Bug #44776 utf8_slovak_ci flawed - incorrect word ordering is returned
Submitted: 11 May 2009 8:06 Modified: 12 May 2009 9:28
Reporter: Marek Hyčko Email Updates:
Status: Verified Impact on me:
None 
Category:MySQL Server: Charsets Severity:S4 (Feature request)
Version:5.x, 6.x OS:Any
Assigned to: Assigned Account CPU Architecture:Any
Tags: utf8_slovak_ci incorrect ordering ORDER BY
Triage: Needs Triage: D5 (Feature request)

[11 May 2009 8:06] Marek Hyčko
Description:
Slovak alphabet consists of these characters in this order:

a, á, ä, b, c, č, d, ď, (dz), (dž), e, é, f, g, h, (ch), i, í, j, k, l, ĺ, ľ, m, n, ň, o, ó, ô, p, q, r, ŕ, s, š, t, ť, u, ú, v, w, x, y, ý, z, ž 

For the reference, please see 
http://sk.wikipedia.org/wiki/Slovensk%C3%A1_abeceda. 
(It is in Slovak, but letter order should be clear.)
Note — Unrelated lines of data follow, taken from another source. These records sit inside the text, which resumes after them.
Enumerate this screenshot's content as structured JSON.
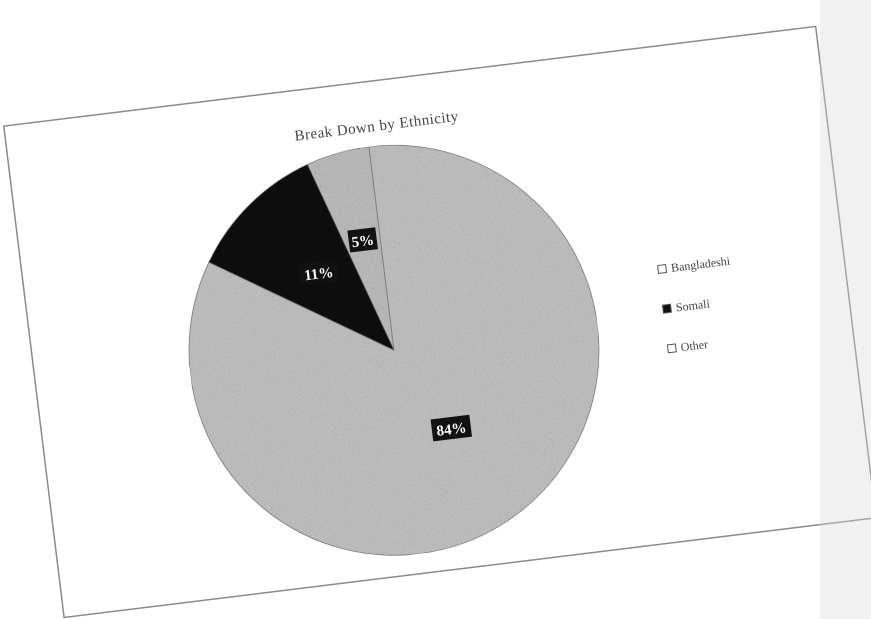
{
  "chart_data": {
    "type": "pie",
    "title": "Break Down by Ethnicity",
    "categories": [
      "Bangladeshi",
      "Somali",
      "Other"
    ],
    "values": [
      5,
      11,
      84
    ],
    "data_labels": [
      "5%",
      "11%",
      "84%"
    ],
    "legend_position": "right",
    "colors": {
      "Bangladeshi": "#bdbdbd",
      "Somali": "#111111",
      "Other": "#c2c2c2"
    }
  }
}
For some reason utf8_slovak_ci (according to http://www.collation-charts.org/mysql60/mysql604.utf8_slovak_ci.html) unifies (in order) some letters, e.g. d = ď, which causes wrong results by ORDER BY clause in SQL. I do not understand, why some letters are different, e.g. c != č and some not (previously mentioned d, ď). 
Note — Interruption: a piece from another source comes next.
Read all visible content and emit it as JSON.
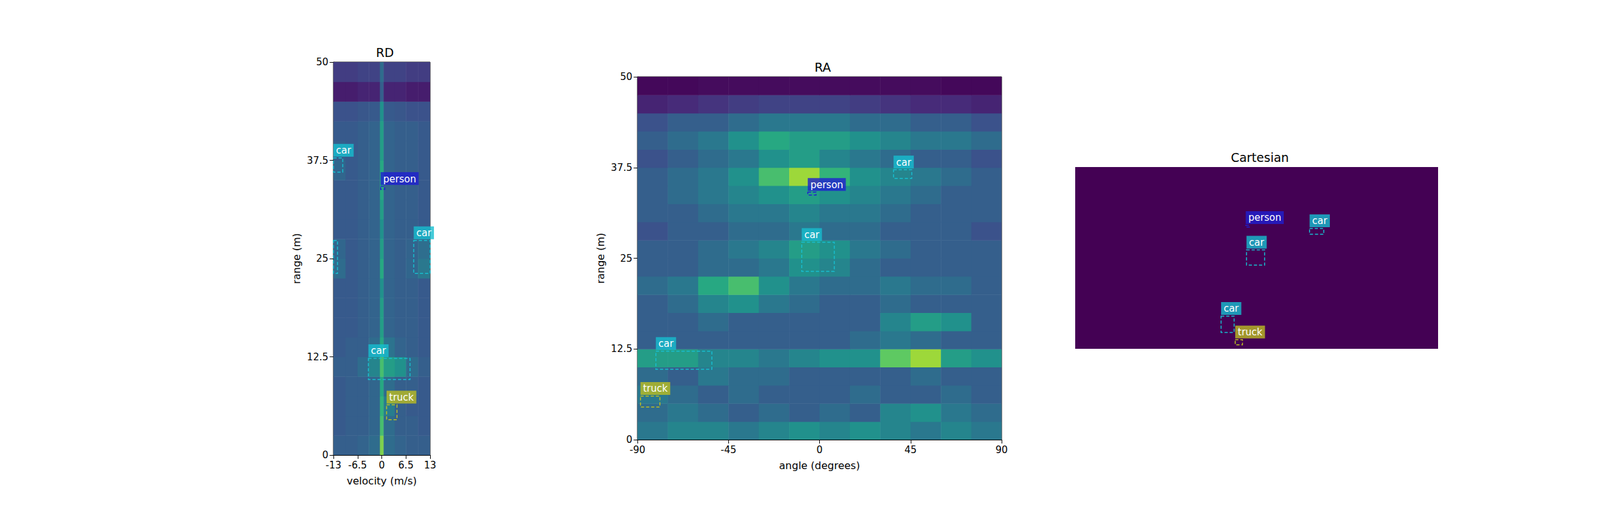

It would be good to have it implemented as full - according to specific language - ordering, not just partial order unifying certain letters. (something like Slovenian collation: http://www.collation-charts.org/mysql60/mysql604.utf8_slovenian_ci.html) It would be more logical for ci to be just case insensitive, not other letter unifying.

How to repeat:
To the text field equiped with utf8_slovak_ci collation insert two records

ďa, dá

Then select it with ORDER BY this column and it gives ďa, dá, but correct order should be dá, ďa (because d < ď).

Other problem: SELECT ... `col` LIKE 'da' gives both results, but in fact, it shouldn't give any of them.

Tested in version 5.0.51a-24+lenny1 ..., but according to collation definitions in 6.04, the problem persists.

Suggested fix:
(Repeating the last paragraph.) It would be good to have it implemented as full - according to specific language - ordering, not just partial order unifying certain letters. (something like Slovenian collation: http://www.collation-charts.org/mysql60/mysql604.utf8_slovenian_ci.html)
[12 May 2009 9:28] Sveta Smirnova
Thank you for the reasonable feature request.
[29 Jul 2010 13:29] Alexander Barkov
ICU collation customization for Slovak

Attachment: sk.xml (text/xml), 1.43 KiB.

[29 Jul 2010 13:36] Alexander Barkov
utf8_slovak_ci is done according to the collation
defined in ICU's sk.xml (attached), in these tags:

<collation type="standard" draft="true" alt="proposed">
...
</collation>

sk.xml also has another collation definition defined here:
<collation type="standard">
...
</collation>
These rules seem to be the same with what Marek describes.